We have noted before the surprising fact that R L Dabney seems to have been some sort of hypothetical universalist, and so this section of his treatment of the Westminster Confession and the nature and extent of the Atonement is quite interesting:
Again, the Confession assets with most positive precision the penal substitution of Christ, the imputation of our guilt to him, his punitive sufferings and sacrifice therefore, and the imputation of this satisfaction to all believers for their justification. It holds fast to the truth of particular redemption. Yet it carefully avoids implying any limitation upon the infinite value and merit of Christ’s sacrifice. It carefully avoids confusing the two concepts of legal satisfaction for guilt with the consequent at-one-ment, or reconciliation, of the believing sinner. And it gives no countenance to the quid-pro-quo theory of expiation, which affects, with a mischievous over-refinement, to affix a commercial ratio between the sins of the elect and the one indivisible and infinite merit of the divine sacrifice.
~ The Westminster Confession and Creeds (Presbyterian Heritage Publications, 1983) p 13
I’m not sure that Dabney’s reading of the Confession is the most natural one, and it is certainly not the reading of the majority of the later Presbyterian tradition, yet it is a reading which Dr. Richard Muller supports.
One reply on “Dabney, The Westminster Confession, and the Extent of the Atonement”

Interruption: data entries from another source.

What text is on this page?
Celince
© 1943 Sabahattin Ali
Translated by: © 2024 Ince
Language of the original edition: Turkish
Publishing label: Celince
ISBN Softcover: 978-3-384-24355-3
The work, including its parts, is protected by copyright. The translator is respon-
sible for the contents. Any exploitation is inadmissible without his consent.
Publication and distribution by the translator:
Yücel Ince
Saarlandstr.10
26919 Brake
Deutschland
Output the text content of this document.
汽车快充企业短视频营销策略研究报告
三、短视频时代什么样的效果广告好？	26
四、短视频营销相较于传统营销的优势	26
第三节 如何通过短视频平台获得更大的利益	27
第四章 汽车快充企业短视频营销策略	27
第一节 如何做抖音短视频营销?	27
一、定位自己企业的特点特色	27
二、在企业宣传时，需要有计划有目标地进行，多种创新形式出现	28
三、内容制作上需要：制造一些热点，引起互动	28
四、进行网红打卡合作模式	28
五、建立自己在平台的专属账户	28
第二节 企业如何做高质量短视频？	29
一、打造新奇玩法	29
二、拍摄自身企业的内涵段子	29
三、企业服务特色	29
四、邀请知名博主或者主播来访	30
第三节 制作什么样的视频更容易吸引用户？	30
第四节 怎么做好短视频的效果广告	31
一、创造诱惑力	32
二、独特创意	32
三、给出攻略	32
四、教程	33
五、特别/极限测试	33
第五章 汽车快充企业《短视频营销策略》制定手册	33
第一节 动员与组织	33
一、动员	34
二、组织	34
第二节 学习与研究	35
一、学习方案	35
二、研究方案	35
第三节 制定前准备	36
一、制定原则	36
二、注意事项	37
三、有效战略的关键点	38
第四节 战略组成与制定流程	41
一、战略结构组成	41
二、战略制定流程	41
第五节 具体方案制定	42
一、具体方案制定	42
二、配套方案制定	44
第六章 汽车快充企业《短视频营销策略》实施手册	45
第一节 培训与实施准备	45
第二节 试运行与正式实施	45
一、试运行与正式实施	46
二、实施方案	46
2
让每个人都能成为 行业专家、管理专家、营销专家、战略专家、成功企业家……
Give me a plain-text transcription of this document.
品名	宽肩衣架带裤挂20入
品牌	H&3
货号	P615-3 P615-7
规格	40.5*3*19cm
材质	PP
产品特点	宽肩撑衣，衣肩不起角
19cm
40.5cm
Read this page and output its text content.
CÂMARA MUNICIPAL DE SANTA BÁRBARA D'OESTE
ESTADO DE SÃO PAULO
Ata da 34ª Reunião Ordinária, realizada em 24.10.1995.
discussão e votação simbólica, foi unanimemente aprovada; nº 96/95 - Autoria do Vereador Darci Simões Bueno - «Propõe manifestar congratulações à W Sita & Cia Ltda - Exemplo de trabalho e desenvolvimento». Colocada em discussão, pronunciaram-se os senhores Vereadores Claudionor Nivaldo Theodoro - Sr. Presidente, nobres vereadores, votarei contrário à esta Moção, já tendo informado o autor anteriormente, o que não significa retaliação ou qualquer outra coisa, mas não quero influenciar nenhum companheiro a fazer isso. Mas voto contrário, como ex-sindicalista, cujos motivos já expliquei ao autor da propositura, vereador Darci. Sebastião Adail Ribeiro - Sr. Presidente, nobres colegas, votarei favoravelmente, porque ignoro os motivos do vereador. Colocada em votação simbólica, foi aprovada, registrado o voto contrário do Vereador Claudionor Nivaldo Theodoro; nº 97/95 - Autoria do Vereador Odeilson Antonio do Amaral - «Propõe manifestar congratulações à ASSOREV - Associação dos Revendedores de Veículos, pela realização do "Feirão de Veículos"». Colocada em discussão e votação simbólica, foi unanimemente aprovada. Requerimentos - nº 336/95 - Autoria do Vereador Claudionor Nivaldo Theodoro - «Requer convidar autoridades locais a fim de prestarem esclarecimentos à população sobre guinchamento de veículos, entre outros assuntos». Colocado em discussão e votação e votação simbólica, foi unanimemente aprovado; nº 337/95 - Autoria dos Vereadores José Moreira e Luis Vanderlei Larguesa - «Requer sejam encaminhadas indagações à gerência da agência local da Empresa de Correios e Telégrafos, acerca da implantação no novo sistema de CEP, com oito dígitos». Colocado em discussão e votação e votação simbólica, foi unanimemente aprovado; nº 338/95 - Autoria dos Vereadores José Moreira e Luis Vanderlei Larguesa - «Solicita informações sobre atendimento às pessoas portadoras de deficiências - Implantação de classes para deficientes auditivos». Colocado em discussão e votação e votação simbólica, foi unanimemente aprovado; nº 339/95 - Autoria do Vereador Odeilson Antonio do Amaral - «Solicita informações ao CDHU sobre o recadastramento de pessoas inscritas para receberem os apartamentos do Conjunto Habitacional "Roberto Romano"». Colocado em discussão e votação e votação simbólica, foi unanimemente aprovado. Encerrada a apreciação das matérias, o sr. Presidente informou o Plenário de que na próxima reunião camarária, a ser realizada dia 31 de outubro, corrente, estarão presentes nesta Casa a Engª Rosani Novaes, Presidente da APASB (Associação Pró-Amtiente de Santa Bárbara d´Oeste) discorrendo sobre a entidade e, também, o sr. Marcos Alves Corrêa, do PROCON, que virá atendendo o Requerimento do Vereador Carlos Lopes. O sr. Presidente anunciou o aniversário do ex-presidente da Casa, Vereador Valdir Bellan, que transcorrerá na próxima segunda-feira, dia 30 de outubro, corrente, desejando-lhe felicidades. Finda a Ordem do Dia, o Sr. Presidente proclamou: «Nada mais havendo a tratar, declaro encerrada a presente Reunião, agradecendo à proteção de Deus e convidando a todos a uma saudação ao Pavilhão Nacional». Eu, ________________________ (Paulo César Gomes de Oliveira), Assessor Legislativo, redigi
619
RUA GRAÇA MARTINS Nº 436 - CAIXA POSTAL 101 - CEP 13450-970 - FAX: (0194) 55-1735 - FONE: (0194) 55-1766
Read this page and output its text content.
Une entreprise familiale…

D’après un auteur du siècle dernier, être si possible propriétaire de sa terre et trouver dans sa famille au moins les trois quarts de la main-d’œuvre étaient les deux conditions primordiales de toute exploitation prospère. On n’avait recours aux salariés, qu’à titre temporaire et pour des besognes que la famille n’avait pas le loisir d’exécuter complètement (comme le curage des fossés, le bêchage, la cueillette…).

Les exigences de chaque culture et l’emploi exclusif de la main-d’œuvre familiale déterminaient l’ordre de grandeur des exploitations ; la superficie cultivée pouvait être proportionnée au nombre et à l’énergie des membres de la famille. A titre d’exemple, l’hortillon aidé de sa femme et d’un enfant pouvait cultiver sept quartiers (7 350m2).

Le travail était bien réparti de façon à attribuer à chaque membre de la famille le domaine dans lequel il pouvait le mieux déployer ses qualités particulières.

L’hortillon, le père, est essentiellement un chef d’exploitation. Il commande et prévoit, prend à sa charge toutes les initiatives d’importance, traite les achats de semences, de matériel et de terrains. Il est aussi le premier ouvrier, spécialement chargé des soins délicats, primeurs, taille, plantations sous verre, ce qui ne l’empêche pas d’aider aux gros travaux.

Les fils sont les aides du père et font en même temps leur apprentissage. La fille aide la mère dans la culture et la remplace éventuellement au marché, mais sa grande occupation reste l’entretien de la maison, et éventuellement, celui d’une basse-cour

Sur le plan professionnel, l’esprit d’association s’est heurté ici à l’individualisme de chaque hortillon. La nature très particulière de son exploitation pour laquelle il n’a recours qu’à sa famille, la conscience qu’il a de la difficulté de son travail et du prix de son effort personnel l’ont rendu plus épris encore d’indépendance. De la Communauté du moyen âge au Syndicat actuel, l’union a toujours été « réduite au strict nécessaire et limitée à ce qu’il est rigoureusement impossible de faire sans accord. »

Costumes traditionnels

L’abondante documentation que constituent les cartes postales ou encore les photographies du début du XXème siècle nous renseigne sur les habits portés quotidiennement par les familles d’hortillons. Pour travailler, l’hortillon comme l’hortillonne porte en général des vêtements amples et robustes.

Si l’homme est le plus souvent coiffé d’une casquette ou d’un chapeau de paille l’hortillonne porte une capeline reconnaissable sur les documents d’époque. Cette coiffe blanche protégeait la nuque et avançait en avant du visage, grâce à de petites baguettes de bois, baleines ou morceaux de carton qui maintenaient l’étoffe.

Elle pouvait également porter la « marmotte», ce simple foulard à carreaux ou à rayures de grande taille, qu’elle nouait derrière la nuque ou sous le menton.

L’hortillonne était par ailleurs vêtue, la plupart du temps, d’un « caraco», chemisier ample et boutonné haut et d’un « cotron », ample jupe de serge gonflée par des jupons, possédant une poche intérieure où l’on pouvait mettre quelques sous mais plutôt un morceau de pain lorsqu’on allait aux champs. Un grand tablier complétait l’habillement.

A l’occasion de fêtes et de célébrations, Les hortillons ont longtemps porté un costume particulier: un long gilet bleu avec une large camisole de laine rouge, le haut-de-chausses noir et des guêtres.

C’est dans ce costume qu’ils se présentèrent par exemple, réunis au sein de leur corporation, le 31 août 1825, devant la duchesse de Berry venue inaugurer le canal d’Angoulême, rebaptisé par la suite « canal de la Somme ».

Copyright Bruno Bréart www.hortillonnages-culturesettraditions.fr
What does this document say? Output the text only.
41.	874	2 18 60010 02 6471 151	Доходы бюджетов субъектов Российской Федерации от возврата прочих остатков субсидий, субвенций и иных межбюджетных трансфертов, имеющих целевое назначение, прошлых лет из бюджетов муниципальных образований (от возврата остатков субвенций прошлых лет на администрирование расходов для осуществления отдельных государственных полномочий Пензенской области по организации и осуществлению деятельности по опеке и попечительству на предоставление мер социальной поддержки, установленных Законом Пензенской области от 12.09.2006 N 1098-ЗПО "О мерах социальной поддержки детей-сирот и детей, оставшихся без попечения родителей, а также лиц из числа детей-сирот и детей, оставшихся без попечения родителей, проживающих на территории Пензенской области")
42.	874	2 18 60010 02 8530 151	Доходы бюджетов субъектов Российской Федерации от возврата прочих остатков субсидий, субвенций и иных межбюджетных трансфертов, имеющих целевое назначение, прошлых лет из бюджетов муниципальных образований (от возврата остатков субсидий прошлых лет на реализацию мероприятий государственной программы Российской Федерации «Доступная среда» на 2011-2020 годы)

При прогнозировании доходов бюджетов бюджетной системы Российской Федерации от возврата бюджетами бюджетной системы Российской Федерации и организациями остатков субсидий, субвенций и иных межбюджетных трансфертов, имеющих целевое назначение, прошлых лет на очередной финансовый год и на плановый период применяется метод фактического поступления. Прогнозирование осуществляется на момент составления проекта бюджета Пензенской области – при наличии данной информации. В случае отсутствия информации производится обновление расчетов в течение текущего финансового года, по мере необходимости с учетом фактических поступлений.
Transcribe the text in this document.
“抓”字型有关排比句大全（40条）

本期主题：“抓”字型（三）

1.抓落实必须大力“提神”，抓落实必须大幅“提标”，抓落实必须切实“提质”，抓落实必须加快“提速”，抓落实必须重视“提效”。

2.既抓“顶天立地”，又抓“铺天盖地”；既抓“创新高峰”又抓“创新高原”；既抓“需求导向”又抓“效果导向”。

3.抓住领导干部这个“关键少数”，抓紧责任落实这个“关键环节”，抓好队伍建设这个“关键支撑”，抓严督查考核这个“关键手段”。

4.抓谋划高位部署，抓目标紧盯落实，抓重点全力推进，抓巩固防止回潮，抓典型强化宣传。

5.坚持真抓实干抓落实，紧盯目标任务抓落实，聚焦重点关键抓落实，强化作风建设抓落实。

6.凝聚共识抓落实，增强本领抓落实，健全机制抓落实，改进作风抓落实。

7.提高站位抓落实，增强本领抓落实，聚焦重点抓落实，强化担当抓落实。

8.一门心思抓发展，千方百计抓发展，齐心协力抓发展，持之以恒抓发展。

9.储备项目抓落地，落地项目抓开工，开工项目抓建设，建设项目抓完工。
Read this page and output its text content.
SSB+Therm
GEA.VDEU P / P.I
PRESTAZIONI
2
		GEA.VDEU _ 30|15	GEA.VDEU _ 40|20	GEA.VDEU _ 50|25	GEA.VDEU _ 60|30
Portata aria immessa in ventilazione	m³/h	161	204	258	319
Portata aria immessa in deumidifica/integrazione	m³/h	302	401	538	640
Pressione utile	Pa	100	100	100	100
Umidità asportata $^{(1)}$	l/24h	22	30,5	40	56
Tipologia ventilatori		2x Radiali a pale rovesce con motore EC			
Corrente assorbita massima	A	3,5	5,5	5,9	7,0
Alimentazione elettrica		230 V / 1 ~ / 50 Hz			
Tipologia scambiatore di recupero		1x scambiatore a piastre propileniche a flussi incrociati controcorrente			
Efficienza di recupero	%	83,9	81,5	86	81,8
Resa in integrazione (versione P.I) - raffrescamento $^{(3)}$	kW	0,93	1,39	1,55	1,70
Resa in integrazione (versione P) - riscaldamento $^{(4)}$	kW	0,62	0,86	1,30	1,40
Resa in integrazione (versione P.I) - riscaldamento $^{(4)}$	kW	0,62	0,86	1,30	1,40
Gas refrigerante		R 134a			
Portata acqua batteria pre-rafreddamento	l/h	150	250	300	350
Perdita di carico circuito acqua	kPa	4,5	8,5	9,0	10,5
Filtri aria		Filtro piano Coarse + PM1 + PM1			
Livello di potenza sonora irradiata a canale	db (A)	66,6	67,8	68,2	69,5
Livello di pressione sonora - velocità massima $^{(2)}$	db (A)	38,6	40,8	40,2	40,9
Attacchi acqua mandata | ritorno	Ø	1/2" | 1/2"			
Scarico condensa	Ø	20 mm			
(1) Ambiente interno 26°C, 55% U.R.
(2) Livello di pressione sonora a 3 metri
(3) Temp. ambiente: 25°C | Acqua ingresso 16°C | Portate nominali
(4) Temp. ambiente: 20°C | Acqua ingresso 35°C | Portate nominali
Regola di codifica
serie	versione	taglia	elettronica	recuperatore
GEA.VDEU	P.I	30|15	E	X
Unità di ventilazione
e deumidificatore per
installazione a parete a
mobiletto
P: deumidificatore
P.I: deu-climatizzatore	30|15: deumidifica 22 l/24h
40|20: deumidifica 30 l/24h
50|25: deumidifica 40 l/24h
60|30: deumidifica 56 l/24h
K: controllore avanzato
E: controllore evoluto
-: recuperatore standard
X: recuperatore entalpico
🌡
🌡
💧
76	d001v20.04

Rubbing up against the Bible more artistically, like Dabney does, might leave one smelling of what more mathematical readers take as hypothetical universalism. But exulting with empathetic joy in the complete and thorough rejuvenation of the whole creation is, for my money, closer to the feel of what He’s telling us — even if technically it occurs for limited parts. The whole thing as a thing is made new!